Pendant ce temps, au troisième trimestre, les dépenses de l’État ont atteint 2 234,8 billions de roupies. Bien qu’il ait augmenté nominalement par rapport au trimestre précédent, la réalisation est toujours plus faible que le troisième trimestre de l’an dernier.

Par ailleurs, au cours du trimestre IV, le gouvernement a constaté une accélé́ration de la réalisation des dépenses, jusqu’ à la fin de l’an, les dépenses de l’état atteignant 3 451,4 trillions de roupies avec une croissance des dépenses du trimestre IV de 3,0 % (annuel).

« Les effets de ces dépenses auront des effets sur la croissance économique au quatrième trimestre, comme l’a dit le ministre », a-t-il dit.

Suahasil a rappellé qu’au début de 2025, le gouvernement appliqué une économie budgelaire de 306,7 trillions de roupies, qui comprend les dépenses K/L et les transferts aux régions (TKD), par le mécanisme de blocage budgelaire.

Il a ajouté que cette politique ne visait pas les dépenses de personnel, les opérations de base des ministerés et des institutions, ni les dépenses d’aide sociale.

Suahasil a dit qu’au fur et à mesure que l’exercice budgétaire progressait, le gouvernement a ensuite rouvert une partie de ces blocages, soit environ 206,4 billions de roupies, afin de s’assurer que les opérations de base et les programmes d’aide sociale continuent.

Selon lui, avec la flexibilisation du transfert des budgets, le gouvernement est toujours en mesure d’exécuter toutes les priorites, bien que la realisation des dépenses publiques centrales ait ete enregistrée à environ 100 trillions de roupies de moins que le plafond initial.
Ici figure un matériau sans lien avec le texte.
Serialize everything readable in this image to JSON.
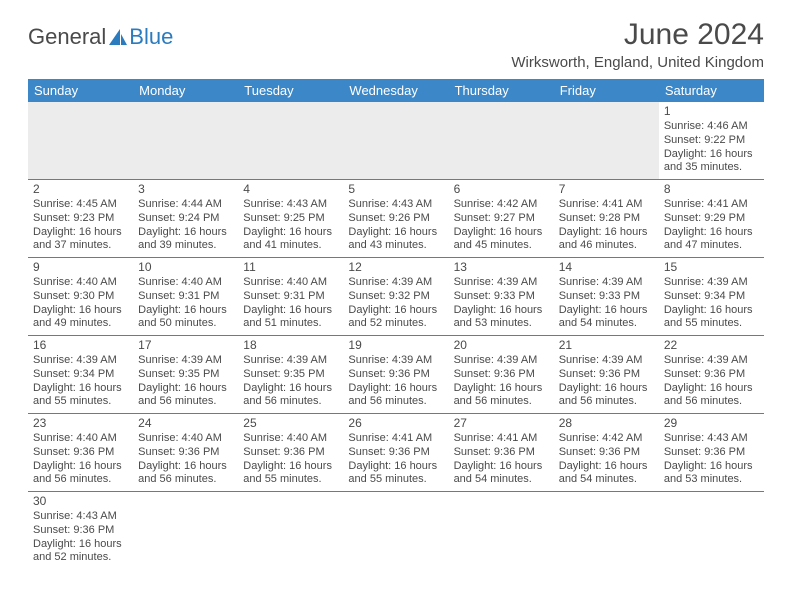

En termes de composition des dépenses K/L, Suahasil a noté que les dépenses en biens ont été de 8,3 % en 2024 et cette croissance reflète le role du budget national comme stimulus pour l’economie, en particulier par le biais des dépenses en biens de production nationale.

Les dépenses ont été utilisées, entre autres, pour la distribution de l'aide opérationnelle aux écoles (BOS), les opérations de services éducatifs, les subventions au biodiesel, le programme de repas nutritifs gratuits (MBG), l'aide à la subvention des salaires, ainsi que divers autres programmes.

Entre-temps, les dépenses en capital ont également montré une augmentation significative, avec une realisâtion des dépenses en capital atteignant 427,5 trillions de roupies indonesiennes ou une croissance de 20,3 % par rapport à la realisâtion en 2024.